The Seeing Sound collection is said to be inspired by what Lachlan Morton listens to on his adventures.
Stan Portus / Our Media

From the Alt Tour to his Thereabouts series, Education-EasyPost rider Lachlan Morton stands out from other professional cyclists and has developed a bit of a cult following as a result.

Rapha’s new Seeing Sound collection celebrates Morton’s alternative streak with a number of items the Aussie rider is said to favour when he’s out on his adventures.

One item in the collection is this Pro Team Training Jersey, which features a near-hallucinogenic pattern of black dots, hazy blues and patches of ochre.

The cycling jersey design – and the collection as a whole – is said to be inspired by what Morton listens to when he’s out riding, which has handily been put together in a Spotify playlist.

Morton’s playlist brings together a mix of melancholic guitar music, pop, euphoric French house and rhythmic electro. There’s plenty of rap from the likes of Drake, Ye (formerly Kanye West) and A$AP Rocky, and more questionable inclusions such as Justin Bieber and Post Malone.

Whatever gets you through those miles, Lachlan.

  • £85 / $115 / AU$150 / €100

Silca Mattone Grande seat pack

The Mattone Grande is a larger version of Silca’s original Mattone seat pack.
Stan Portus / Our Media

Silca released the Mattone seat pack in July 2020 and has now produced a larger version, the Mattone Grande.

This new saddle bag shares much in common with the smaller Mattone, retaining the cuboid shape (mattone means brick in Italian), along with the Boa ratchet closing system and Silca’s signature red and black colour scheme. It’s also made of the same waterproof material and closes with a YKK Aquaguard zip to keep any rain or road spray out.

The inside is lined with red fabric.
Stan Portus / Our Media

The two packs differ on the inside, however. While the standard Mattone has a divider to protect inner tubes from any sharp edges, the Mattone Grande forgoes this and has a pocket on the lid’s inside face.

Of course, there is also quite a bit more room inside. The original Mattone had enough space for a tube, multi-tool, tyre lever and CO2 cartridge, but I’ve managed to fit all this plus an extra tube into the Mattone Grande.

  • £51 / $55 / AU$79 / €49.95

The Art of Cycling by James Hibbard

The Art of Cycling by James Hibbard.
Stan Portus / Our Media

The Art of Cycling by James Hibbard brings two parts of his life together, cycling and philosophy.

Hibbard raced in America from the mid-1990s through the early 2000s, winning medals at the United States National Track Cycling Championships and earning a place in the country’s national track team.

Hibbard came to think the sport, plagued by doping, was rotten.
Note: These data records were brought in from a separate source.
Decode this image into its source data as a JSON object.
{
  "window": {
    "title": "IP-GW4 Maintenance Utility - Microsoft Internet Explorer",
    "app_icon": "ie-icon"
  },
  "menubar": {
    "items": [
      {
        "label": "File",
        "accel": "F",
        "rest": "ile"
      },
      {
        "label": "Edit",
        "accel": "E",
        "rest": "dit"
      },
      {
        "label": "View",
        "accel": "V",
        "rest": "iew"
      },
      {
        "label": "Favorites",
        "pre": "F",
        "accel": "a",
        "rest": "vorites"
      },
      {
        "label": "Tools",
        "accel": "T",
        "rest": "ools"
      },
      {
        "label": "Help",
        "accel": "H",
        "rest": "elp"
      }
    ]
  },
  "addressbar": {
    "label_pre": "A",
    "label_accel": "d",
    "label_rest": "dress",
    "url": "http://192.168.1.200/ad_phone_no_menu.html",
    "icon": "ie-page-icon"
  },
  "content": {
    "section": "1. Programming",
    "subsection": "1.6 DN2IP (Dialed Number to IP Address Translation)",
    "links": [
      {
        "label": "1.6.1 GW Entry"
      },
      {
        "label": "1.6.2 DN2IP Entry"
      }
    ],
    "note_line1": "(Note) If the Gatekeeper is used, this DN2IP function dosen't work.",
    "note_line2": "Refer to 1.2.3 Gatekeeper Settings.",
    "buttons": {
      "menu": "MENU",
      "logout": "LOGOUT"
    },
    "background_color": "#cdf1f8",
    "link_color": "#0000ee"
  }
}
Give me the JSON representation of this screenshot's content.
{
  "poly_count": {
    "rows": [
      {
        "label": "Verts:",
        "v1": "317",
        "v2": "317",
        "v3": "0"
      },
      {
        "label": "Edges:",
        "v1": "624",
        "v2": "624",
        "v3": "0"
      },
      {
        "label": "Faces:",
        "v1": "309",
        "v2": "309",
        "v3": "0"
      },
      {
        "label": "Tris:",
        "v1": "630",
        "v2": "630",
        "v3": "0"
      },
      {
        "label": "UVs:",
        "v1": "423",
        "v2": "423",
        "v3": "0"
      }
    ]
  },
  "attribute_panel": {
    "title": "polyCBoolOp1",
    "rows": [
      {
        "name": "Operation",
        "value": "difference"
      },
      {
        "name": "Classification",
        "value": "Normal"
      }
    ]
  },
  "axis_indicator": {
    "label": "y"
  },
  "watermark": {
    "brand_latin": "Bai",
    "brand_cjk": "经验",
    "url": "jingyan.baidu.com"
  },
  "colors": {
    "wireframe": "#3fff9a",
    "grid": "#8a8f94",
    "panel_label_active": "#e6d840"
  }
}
So when he stopped racing, he embarked on a 10-year hiatus from cycling and instead turned to philosophy, which he studied at the University of California.

The Art of Cycling sees him return to cycling and apply his skills and knowledge as a philosopher to the sport and his own life, wrangling with questions around pain, depression, perfection and purpose.

It is at once a “meditative love letter” to cycling and a set of ruminations. Hibbard shows how cycling can inform – and occasionally provide sanctuary from – existential questions around selfhood and meaning, as well as how philosophy can go some way to describing the liberatory feeling of riding a bike.